Atiya Hussain in Open the Magazine:
In New York, where rare is the denizen who cooks, street food vending is fast becoming a career choice. With the outlays a fraction of what’s required to run a restaurant, people have been known to give up stable jobs to start a food truck. Among the most famous is Bangladeshi immigrant Meru Sikder—Vendy finalist in 2008 and 2009—who chose his midtown Biriyani Cart over his previous job as banquet chef at the Hilton.
Having prevailed at the 2007 Vendy, the Dosa Man can afford to chat affably and joke with customers in the long line behind his cart. His signature dish, the one he won his award for, is the Pondicherry Dosa, whose stuffing of spiced potatoes and salad greens may be an odd combination for the Indian palate, but remains the cart’s best seller. “We have a lot of weird stuff, like uttapam with mixed veggies…we have vegan drumsticks,” he enthuses.
I used to go to the Dosa cart before things got weird. Back in 2002, Kandasamy still had a huge Subcontinental moustache, and he kept some of his lovely fluffy vadas aside for me. That was early on in the story of the Dosa cart, a time Kandasamy remembers as ‘difficult’ because of all the explaining he had to do in turning the curious into customers: “A dosa is a sort of crepe.”

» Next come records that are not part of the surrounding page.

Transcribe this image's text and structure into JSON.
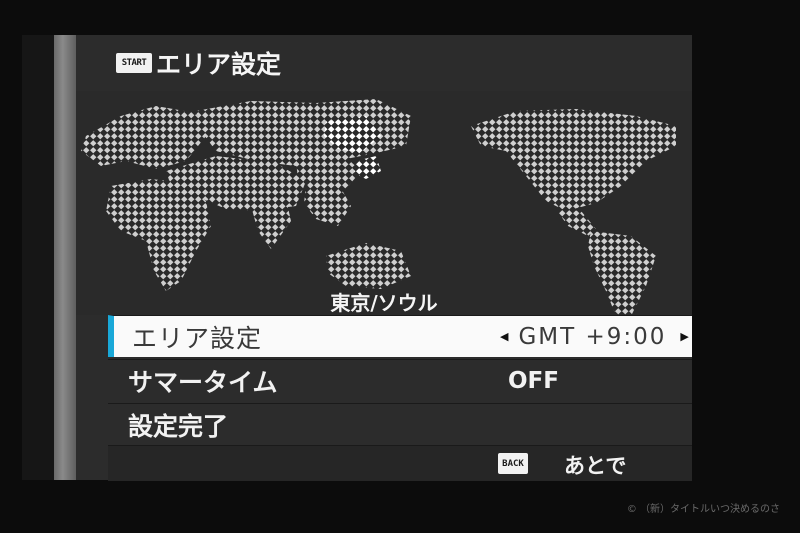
{
  "header": {
    "start_icon": "START",
    "title": "エリア設定"
  },
  "map": {
    "selected_city": "東京/ソウル"
  },
  "menu": {
    "items": [
      {
        "label": "エリア設定",
        "value": "GMT +9:00",
        "selected": true
      },
      {
        "label": "サマータイム",
        "value": "OFF",
        "selected": false
      },
      {
        "label": "設定完了",
        "value": "",
        "selected": false
      }
    ]
  },
  "footer": {
    "back_icon": "BACK",
    "back_label": "あとで"
  },
  "watermark": "© （新）タイトルいつ決めるのさ",
  "colors": {
    "accent": "#19a8d8",
    "selected_row_bg": "#fafafa",
    "screen_bg": "#2c2c2c"
  }
}
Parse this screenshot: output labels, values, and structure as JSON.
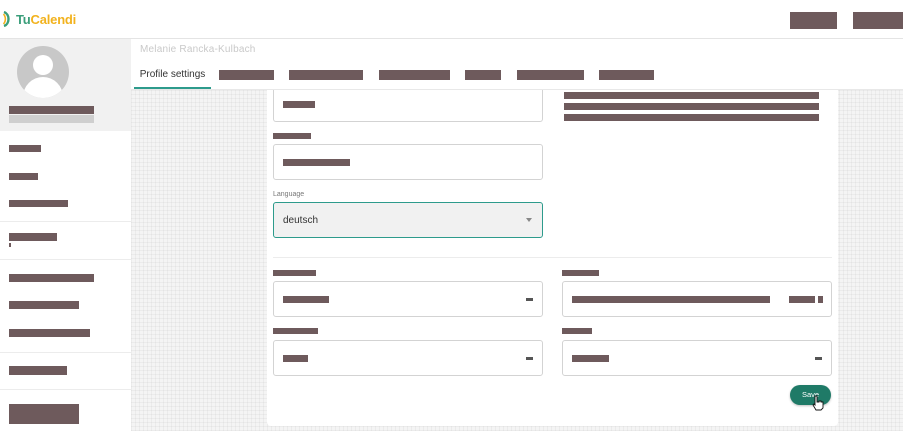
{
  "app": {
    "logo_part1": "Tu",
    "logo_part2": "Calendi"
  },
  "header": {
    "user_name": "Melanie Rancka-Kulbach"
  },
  "tabs": {
    "active": "Profile settings"
  },
  "form": {
    "language_label": "Language",
    "language_value": "deutsch",
    "save_label": "Save"
  },
  "colors": {
    "accent": "#2d9b8c",
    "save_button": "#1f7a67",
    "redaction": "#6e5a5c"
  },
  "icons": [
    "avatar-placeholder-icon",
    "chevron-down-icon",
    "minus-icon",
    "pointer-cursor-icon"
  ]
}
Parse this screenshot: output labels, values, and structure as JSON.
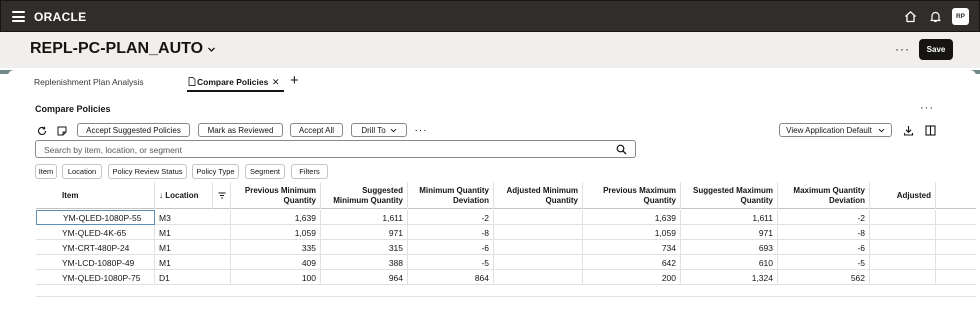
{
  "header": {
    "brand": "ORACLE",
    "avatar_initials": "RP",
    "page_title": "REPL-PC-PLAN_AUTO",
    "more_label": "···",
    "save_label": "Save"
  },
  "tabs": [
    {
      "label": "Replenishment Plan Analysis",
      "active": false
    },
    {
      "label": "Compare Policies",
      "active": true
    }
  ],
  "section": {
    "title": "Compare Policies",
    "more_label": "···"
  },
  "toolbar": {
    "accept_suggested": "Accept Suggested Policies",
    "mark_reviewed": "Mark as Reviewed",
    "accept_all": "Accept All",
    "drill_to": "Drill To",
    "more_label": "···",
    "view_select": "View Application Default"
  },
  "search": {
    "placeholder": "Search by item, location, or segment",
    "value": ""
  },
  "filters": [
    "Item",
    "Location",
    "Policy Review Status",
    "Policy Type",
    "Segment",
    "Filters"
  ],
  "table": {
    "columns": [
      "Item",
      "↓ Location",
      "",
      "Previous Minimum Quantity",
      "Suggested Minimum Quantity",
      "Minimum Quantity Deviation",
      "Adjusted Minimum Quantity",
      "Previous Maximum Quantity",
      "Suggested Maximum Quantity",
      "Maximum Quantity Deviation",
      "Adjusted"
    ],
    "rows": [
      [
        "YM-QLED-1080P-55",
        "M3",
        "1,639",
        "1,611",
        "-2",
        "",
        "1,639",
        "1,611",
        "-2",
        ""
      ],
      [
        "YM-QLED-4K-65",
        "M1",
        "1,059",
        "971",
        "-8",
        "",
        "1,059",
        "971",
        "-8",
        ""
      ],
      [
        "YM-CRT-480P-24",
        "M1",
        "335",
        "315",
        "-6",
        "",
        "734",
        "693",
        "-6",
        ""
      ],
      [
        "YM-LCD-1080P-49",
        "M1",
        "409",
        "388",
        "-5",
        "",
        "642",
        "610",
        "-5",
        ""
      ],
      [
        "YM-QLED-1080P-75",
        "D1",
        "100",
        "964",
        "864",
        "",
        "200",
        "1,324",
        "562",
        ""
      ]
    ]
  },
  "colors": {
    "topbar": "#312d2a",
    "header_bg": "#f1efed",
    "selection_border": "#5f8fb6",
    "save_button": "#161513"
  },
  "icons": [
    "menu-icon",
    "home-icon",
    "bell-icon",
    "refresh-icon",
    "note-icon",
    "chevron-down-icon",
    "search-icon",
    "download-icon",
    "columns-icon",
    "filter-icon"
  ]
}
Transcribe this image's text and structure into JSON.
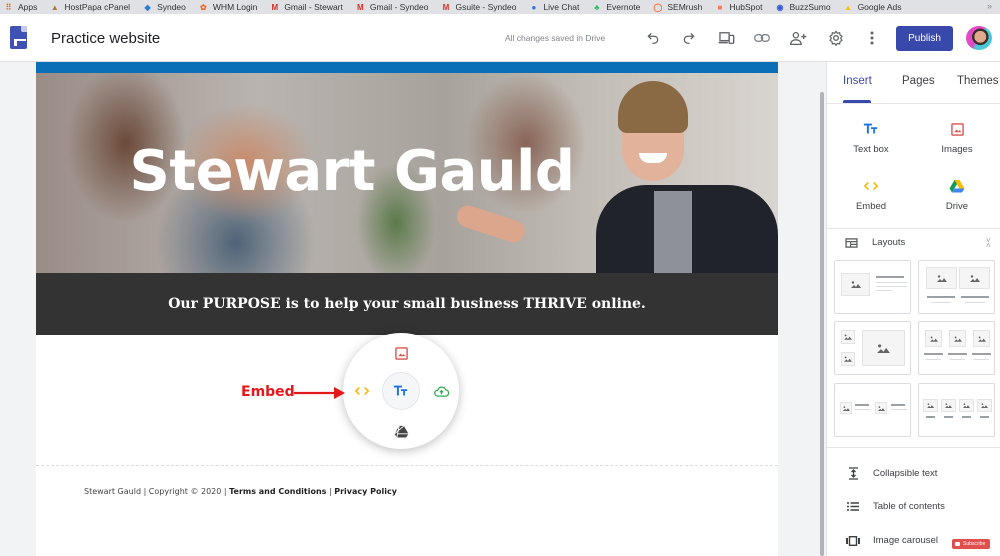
{
  "bookmarks": [
    {
      "label": "Apps",
      "icon": "apps-grid-icon",
      "color": "#e8711a"
    },
    {
      "label": "HostPapa cPanel",
      "icon": "hostpapa-icon",
      "color": "#b07a3a"
    },
    {
      "label": "Syndeo",
      "icon": "syndeo-icon",
      "color": "#2a7fd4"
    },
    {
      "label": "WHM Login",
      "icon": "whm-icon",
      "color": "#f26522"
    },
    {
      "label": "Gmail - Stewart",
      "icon": "gmail-icon",
      "color": "#d93025"
    },
    {
      "label": "Gmail - Syndeo",
      "icon": "gmail-icon",
      "color": "#d93025"
    },
    {
      "label": "Gsuite - Syndeo",
      "icon": "gmail-icon",
      "color": "#d93025"
    },
    {
      "label": "Live Chat",
      "icon": "live-chat-icon",
      "color": "#2f6fd8"
    },
    {
      "label": "Evernote",
      "icon": "evernote-icon",
      "color": "#2dbe60"
    },
    {
      "label": "SEMrush",
      "icon": "semrush-icon",
      "color": "#ff642d"
    },
    {
      "label": "HubSpot",
      "icon": "hubspot-icon",
      "color": "#ff7a59"
    },
    {
      "label": "BuzzSumo",
      "icon": "buzzsumo-icon",
      "color": "#3a5bd9"
    },
    {
      "label": "Google Ads",
      "icon": "google-ads-icon",
      "color": "#fbbc04"
    }
  ],
  "bookmarks_more": "»",
  "header": {
    "title": "Practice website",
    "save_status": "All changes saved in Drive",
    "publish_label": "Publish",
    "toolbar_icons": [
      "undo-icon",
      "redo-icon",
      "preview-devices-icon",
      "copy-link-icon",
      "share-add-person-icon",
      "settings-gear-icon",
      "more-vert-icon"
    ]
  },
  "page": {
    "hero_title": "Stewart Gauld",
    "purpose_text": "Our PURPOSE is to help your small business THRIVE online.",
    "footer": {
      "prefix": "Stewart Gauld | Copyright © 2020 | ",
      "terms": "Terms and Conditions",
      "separator": " | ",
      "privacy": "Privacy Policy"
    },
    "radial_menu": {
      "items": [
        "Images",
        "Embed",
        "Text box",
        "Upload",
        "Drive"
      ]
    }
  },
  "annotation": {
    "label": "Embed",
    "color": "#e6171b"
  },
  "panel": {
    "tabs": [
      {
        "label": "Insert",
        "active": true
      },
      {
        "label": "Pages",
        "active": false
      },
      {
        "label": "Themes",
        "active": false
      }
    ],
    "insert_items": [
      {
        "label": "Text box",
        "icon": "text-box-icon"
      },
      {
        "label": "Images",
        "icon": "image-icon"
      },
      {
        "label": "Embed",
        "icon": "embed-code-icon"
      },
      {
        "label": "Drive",
        "icon": "google-drive-icon"
      }
    ],
    "layouts_label": "Layouts",
    "tools": [
      {
        "label": "Collapsible text",
        "icon": "collapsible-text-icon"
      },
      {
        "label": "Table of contents",
        "icon": "table-of-contents-icon"
      },
      {
        "label": "Image carousel",
        "icon": "image-carousel-icon"
      }
    ],
    "subscribe_label": "Subscribe"
  },
  "colors": {
    "accent": "#3949ab",
    "nav_blue": "#0b6fb8",
    "band_dark": "#333333"
  }
}
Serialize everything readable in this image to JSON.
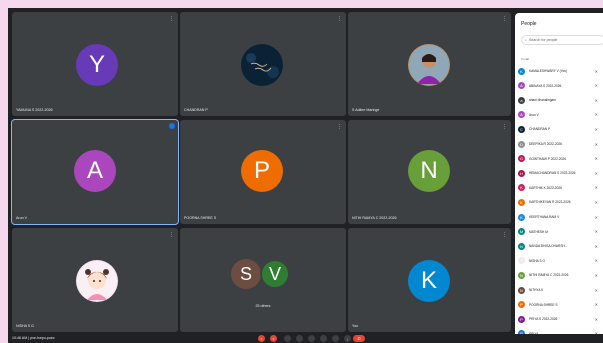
{
  "tiles": [
    {
      "name": "YAMUNA S 2022-2026",
      "initial": "Y",
      "color": "#673ab7"
    },
    {
      "name": "CHANDRAN P",
      "initial": "",
      "color": "#0b2236"
    },
    {
      "name": "S Aditee Maringe",
      "initial": "",
      "color": "#a07850"
    },
    {
      "name": "Arun V",
      "initial": "A",
      "color": "#ab47bc"
    },
    {
      "name": "POORNA SHREE S",
      "initial": "P",
      "color": "#ef6c00"
    },
    {
      "name": "NITHI RAMYA C 2022-2026",
      "initial": "N",
      "color": "#689f38"
    },
    {
      "name": "NISHA S G",
      "initial": "",
      "color": "#f3e5f5"
    },
    {
      "name": "25 others",
      "initial": "",
      "color": ""
    },
    {
      "name": "You",
      "initial": "K",
      "color": "#0288d1"
    }
  ],
  "others_avatars": [
    {
      "initial": "S",
      "color": "#6d4c41"
    },
    {
      "initial": "V",
      "color": "#2e7d32"
    }
  ],
  "panel": {
    "title": "People",
    "close": "×",
    "search_placeholder": "Search for people",
    "in_call": "In call",
    "people": [
      {
        "name": "KAMALESHWARY V (You)",
        "initial": "K",
        "color": "#0288d1"
      },
      {
        "name": "ABINAYA S 2022-2026",
        "initial": "A",
        "color": "#ab47bc"
      },
      {
        "name": "ahani dhanalingam",
        "initial": "a",
        "color": "#3c4043"
      },
      {
        "name": "Arun V",
        "initial": "A",
        "color": "#ab47bc"
      },
      {
        "name": "CHANDRAN P",
        "initial": "C",
        "color": "#0b2236"
      },
      {
        "name": "DEEPIKA R 2022-2026",
        "initial": "D",
        "color": "#8e8e8e"
      },
      {
        "name": "GOWTHAMI P 2022-2026",
        "initial": "G",
        "color": "#c2185b"
      },
      {
        "name": "HEMACHANDRAN S 2022-2026",
        "initial": "H",
        "color": "#ad1457"
      },
      {
        "name": "KARTHIK K 2022-2026",
        "initial": "K",
        "color": "#d81b60"
      },
      {
        "name": "KARTHIKEYAN R 2022-2026",
        "initial": "K",
        "color": "#ef6c00"
      },
      {
        "name": "KEERTHANA RAM V",
        "initial": "K",
        "color": "#1e88e5"
      },
      {
        "name": "MATHESH M",
        "initial": "M",
        "color": "#00897b"
      },
      {
        "name": "NANDA DHISA DHARSH...",
        "initial": "N",
        "color": "#00897b"
      },
      {
        "name": "NISHA S G",
        "initial": "N",
        "color": "#f3e5f5"
      },
      {
        "name": "NITHI RAMYA C 2022-2026",
        "initial": "N",
        "color": "#689f38"
      },
      {
        "name": "NITHYA K",
        "initial": "N",
        "color": "#6d4c41"
      },
      {
        "name": "POORNA SHREE S",
        "initial": "P",
        "color": "#ef6c00"
      },
      {
        "name": "PRIYA S 2022-2026",
        "initial": "P",
        "color": "#7b1fa2"
      },
      {
        "name": "PRIYA",
        "initial": "P",
        "color": "#1a73e8"
      }
    ]
  },
  "bottom": {
    "time_meeting": "10:46 AM  |  pxe-hwpu-puez"
  },
  "icons": {
    "menu": "⋮",
    "mic_off": "✕",
    "search": "⌕",
    "more": "⋮",
    "end": "✆"
  }
}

Flash forward to October 2010, as I hurry past New York University students towards Washington Square Park, which is undergoing major landscaping work and looks devastated. To my dismay, the Dosa Truck is not visible. Two carts inside the park, manned by South Asians, offer ice-cream, pretzels and hot dogs. And then, just as I am about to give up, I see a cute blonde open up her styrofoam package—and there I spy the unmistakable golden crust of the dosa I was looking for. Before she can manage a bite, I apologise and explain that I am looking for the truck. The reason for my interruption elicits a smile. “Right down the street,” she says, pointing. “You’ll see a huge line and a camera crew!”